A Study of Backdoor Attacks Against the Object Detection Model YOLOv5
Wenbin Wang, Haixia Long
- Year
- 2023
- Citations
- 2
Abstract
With the rapid advancement of hardware sources such as GPU computing capacity, implementing deep learning techniques in computer vision has become a trend. Object detection is one of the core challenges in computer vision research and serves as a crucial foundation for comprehending visual data. This task has been explored extensively in both academic and real-world applications, including surveillance security, autonomous driving, traffic monitoring, drone scene analysis, and robot vision[1]. Current object detection techniques rely primarily on neural networks, particularly large-scale ones, with parameter quantity far exceeding the training data.
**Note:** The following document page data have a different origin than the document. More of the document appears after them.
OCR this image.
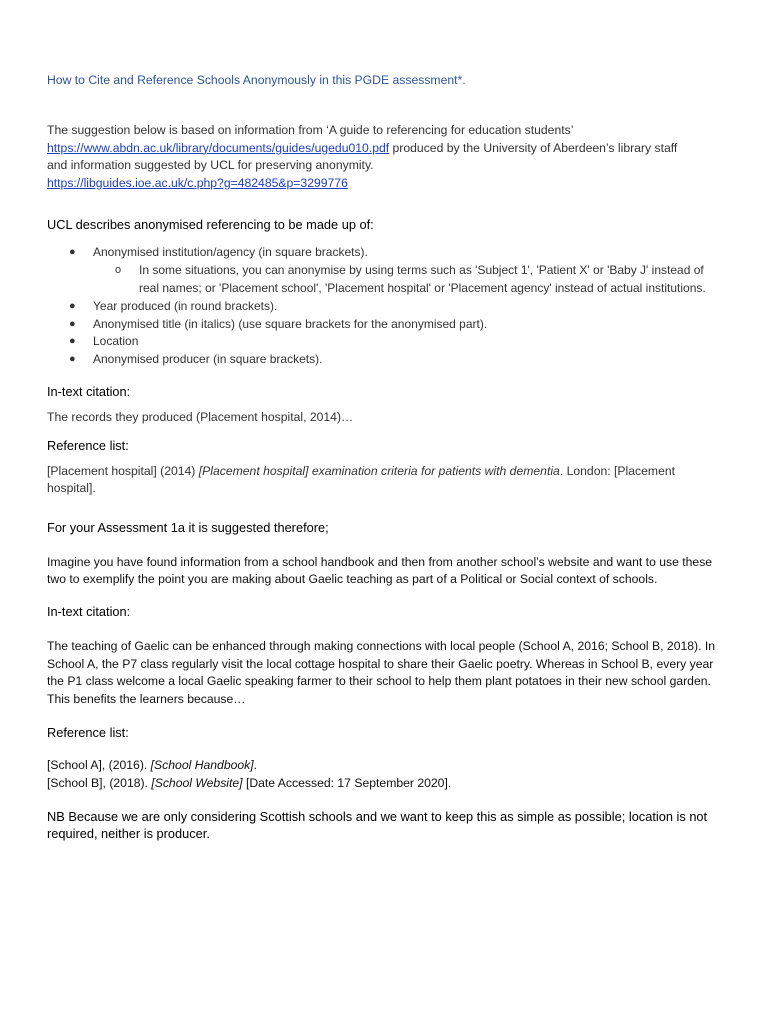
How to Cite and Reference Schools Anonymously in this PGDE assessment*.

The suggestion below is based on information from ‘A guide to referencing for education students’

https://www.abdn.ac.uk/library/documents/guides/ugedu010.pdf produced by the University of Aberdeen’s library staff

and information suggested by UCL for preserving anonymity.

https://libguides.ioe.ac.uk/c.php?g=482485&p=3299776

UCL describes anonymised referencing to be made up of:

● Anonymised institution/agency (in square brackets).
o In some situations, you can anonymise by using terms such as 'Subject 1', 'Patient X' or 'Baby J' instead of real names; or 'Placement school', 'Placement hospital' or 'Placement agency' instead of actual institutions.
● Year produced (in round brackets).
● Anonymised title (in italics) (use square brackets for the anonymised part).
● Location
● Anonymised producer (in square brackets).

In-text citation:

The records they produced (Placement hospital, 2014)…

Reference list:

[Placement hospital] (2014) [Placement hospital] examination criteria for patients with dementia. London: [Placement hospital].

For your Assessment 1a it is suggested therefore;

Imagine you have found information from a school handbook and then from another school’s website and want to use these two to exemplify the point you are making about Gaelic teaching as part of a Political or Social context of schools.

In-text citation:

The teaching of Gaelic can be enhanced through making connections with local people (School A, 2016; School B, 2018). In School A, the P7 class regularly visit the local cottage hospital to share their Gaelic poetry. Whereas in School B, every year the P1 class welcome a local Gaelic speaking farmer to their school to help them plant potatoes in their new school garden. This benefits the learners because…

Reference list:

[School A], (2016). [School Handbook].

[School B], (2018). [School Website] [Date Accessed: 17 September 2020].

NB Because we are only considering Scottish schools and we want to keep this as simple as possible; location is not required, neither is producer.
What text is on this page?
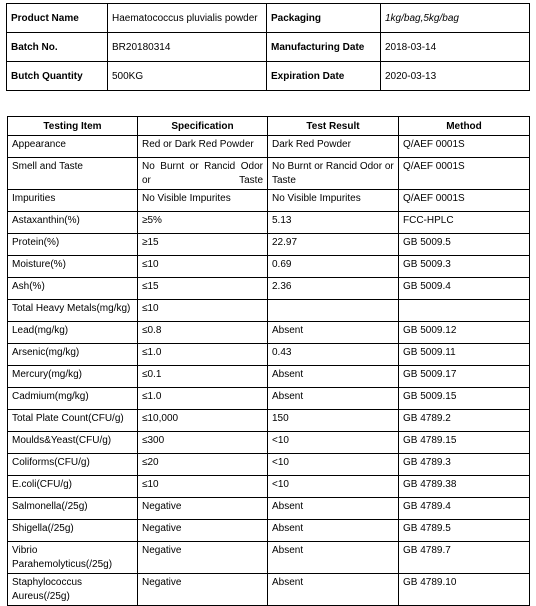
Product Name	Haematococcus pluvialis powder	Packaging	1kg/bag,5kg/bag
Batch No.	BR20180314	Manufacturing Date	2018-03-14
Butch Quantity	500KG	Expiration Date	2020-03-13
Testing Item	Specification	Test Result	Method
Appearance	Red or Dark Red Powder	Dark Red Powder	Q/AEF 0001S
Smell and Taste	No Burnt or Rancid Odor or Taste	No Burnt or Rancid Odor or Taste	Q/AEF 0001S
Impurities	No Visible Impurites	No Visible Impurites	Q/AEF 0001S
Astaxanthin(%)	≥5%	5.13	FCC-HPLC
Protein(%)	≥15	22.97	GB 5009.5
Moisture(%)	≤10	0.69	GB 5009.3
Ash(%)	≤15	2.36	GB 5009.4
Total Heavy Metals(mg/kg)	≤10		
Lead(mg/kg)	≤0.8	Absent	GB 5009.12
Arsenic(mg/kg)	≤1.0	0.43	GB 5009.11
Mercury(mg/kg)	≤0.1	Absent	GB 5009.17
Cadmium(mg/kg)	≤1.0	Absent	GB 5009.15
Total Plate Count(CFU/g)	≤10,000	150	GB 4789.2
Moulds&Yeast(CFU/g)	≤300	<10	GB 4789.15
Coliforms(CFU/g)	≤20	<10	GB 4789.3
E.coli(CFU/g)	≤10	<10	GB 4789.38
Salmonella(/25g)	Negative	Absent	GB 4789.4
Shigella(/25g)	Negative	Absent	GB 4789.5
Vibrio Parahemolyticus(/25g)	Negative	Absent	GB 4789.7
Staphylococcus Aureus(/25g)	Negative	Absent	GB 4789.10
The resulting excess capacity parameter may pose security risks[3], such as backdoor attacks[13]. However, current research on the security of the model focuses primarily on the classification problem, and lacks relevant research on object detection models for broader applications and more complex problems. In this research, we investigated the viability of backdoor attacks against the traditional object detection model YOLOV5. We were motivated by the loss function of YOLOV5, and when poisoning the data, we took into account the size of the poisoning region and the placement of the poisoning such that the horse was attacked as if it were a human. In the PASACAL 2007 dataset, the improved poisoning approach increased the attack success rate on the detection model by 61.1% and 22.2%, respectively, in comparison to the traditional poisoning methods BadNets[1] and Blended Injection Attack[7].